Als die Araber kurze Zeit später, im Jahre 711, dieses westgotische Königreich zum Zusammenbrechen brachten, eroberten sie also Gebiete, in denen zuvor für lange Zeit ein Gemisch verschiedener Kulturen und Religionen lebte und in denen erst seit kurzem das Christentum an Einfluss gewann.

Die spätere schrittweise Vertreibung der Araber und die Eroberung des iberischen Raumes durch Mächte der katholischen Kirche als »Rück«-Eroberung darzustellen, ist ein ideologischer Trick. Damit soll eine Eroberung nicht als Eroberung, sondern als gerechte Befreiung von einem Joch dargestellt, die Zugehörigkeit des südwestlichen Europas zum katholischen Machtkreis gewissermaßen zeitlich vorverlegt und die bis dahin enge Beziehung zwischen »Abendland« und »Islam« verdeckt werden.

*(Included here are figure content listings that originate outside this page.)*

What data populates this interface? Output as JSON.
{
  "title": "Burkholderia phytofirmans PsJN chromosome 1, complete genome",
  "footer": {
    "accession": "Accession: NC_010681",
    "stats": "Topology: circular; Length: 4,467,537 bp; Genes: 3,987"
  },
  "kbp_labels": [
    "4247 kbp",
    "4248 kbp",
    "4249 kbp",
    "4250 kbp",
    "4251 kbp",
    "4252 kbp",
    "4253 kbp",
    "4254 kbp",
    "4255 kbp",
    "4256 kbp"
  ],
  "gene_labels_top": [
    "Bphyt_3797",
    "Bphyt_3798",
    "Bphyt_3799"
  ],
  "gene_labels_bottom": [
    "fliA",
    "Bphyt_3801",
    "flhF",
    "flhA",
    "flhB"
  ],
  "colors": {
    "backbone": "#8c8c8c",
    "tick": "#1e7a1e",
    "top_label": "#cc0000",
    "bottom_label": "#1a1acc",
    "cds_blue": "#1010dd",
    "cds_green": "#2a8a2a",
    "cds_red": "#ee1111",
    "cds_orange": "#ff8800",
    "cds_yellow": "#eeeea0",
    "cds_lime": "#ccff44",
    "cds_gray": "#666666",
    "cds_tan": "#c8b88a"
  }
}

Auch im Osten finden wir Beispiele dafür, dass die plakative, polarisierende Verwendung der Begriffe »Islam«, »Abendland«, »Orient« und »Christenheit« eher zur Verschleierung wirklicher Verhältnisse führt.
Byzanz wurde zwischen 326 und 330 vom römischen Kaiser Konstantin I. als neue Hauptstadt des römischen Reiches umgebaut (»Konstantinopel«). Die heute Istanbul genannte Stadt markiert den Beginn der sogenannten konstantinischen Wende, in deren Verlauf aus der einst staatlich diskriminierten und phasenweise blutig verfolgten christlichen Kirche eine zunächst geduldete, dann rechtlich privilegierte Institution und schließlich durch Theodosius (Kaiser von 379 bis 394 ) eine Reichskirche wurde. Mit anderen Worten: Der Aufstieg entstehender christlicher Institutionen zu einer Staatskirche, damit die enge Verbindung von weltlicher und christlich-kirchlicher Macht in Europa, begann nicht im »Abendland«, sondern im Osten, an den Toren zum Orient.

Nicht vergessen werden sollte auch, dass es im Jahre 1204 eine Allianz von (römisch-christlichen) Kreuzfahrern und Venezianern war, die das christlich-orthodoxe Konstantinopel, bis dahin religiöses und politisches Machtzentrum, plünderten und einnahmen. Viele Einwohner der kosmopolitischen Metropole wurden dabei getötet. Zahlreiche Monumente wurden zerstört, großartige Kunstwerke wurden vernichtet oder geraubt, etliche Bibliotheken niedergebrannt und eine große Anzahl der in Konstantinopel aufbewahrten Heiligenreliquien entwendet und über ganz Europa verstreut. Von dieser Zerstörung und Plünderung durch die Venezianer und Kreuzfahrer erholte sich das christlich-orthodoxe Konstantinopel im restlichen Verlauf des Mittelalters nicht wieder – eine entscheidende Voraussetzung für den Beginn des Siegeszuges osmanischer Truppen unter Osman I. ab 1326; im Jahre 1453 konnte Mehmed II. die einstige christliche Hochburg einnehmen. In heutiger, etwas vereinfachter Wortwahl: Das »Abendland« schoss eine der bis dahin mächtigsten christlichen Metropolen Europas »sturmreif« und öffnete damit dem »Islam« Tür und Tor.

Die plakative Gegenüberstellung von »Abendland« und »Islam« sowie von »christlichem Abendland« und Orient ist zwar ein Lieblingsideologem der (meist CDU-nahen) Politik, spiegelt aber die historische Realität nicht angemessen wider. – Ein Nährboden für Fremdenhetze.

Mathias Bäumel

(Dies ist kein wissenschaftlicher Text. Für seine Erstellung habe ich diverse frei zugängliche Quellen – so auch Wikipedia – benutzt. Einen Anspruch auf Urheberrecht erhebe ich nicht. Ich möchte damit auch zeigen, dass sich jeder mittels allgemein zugänglicher Quellen und ohne Fachwissenschaftler sein zu müssen kritisch mit der üblichen Meinungsmache auseinandersetzen kann.)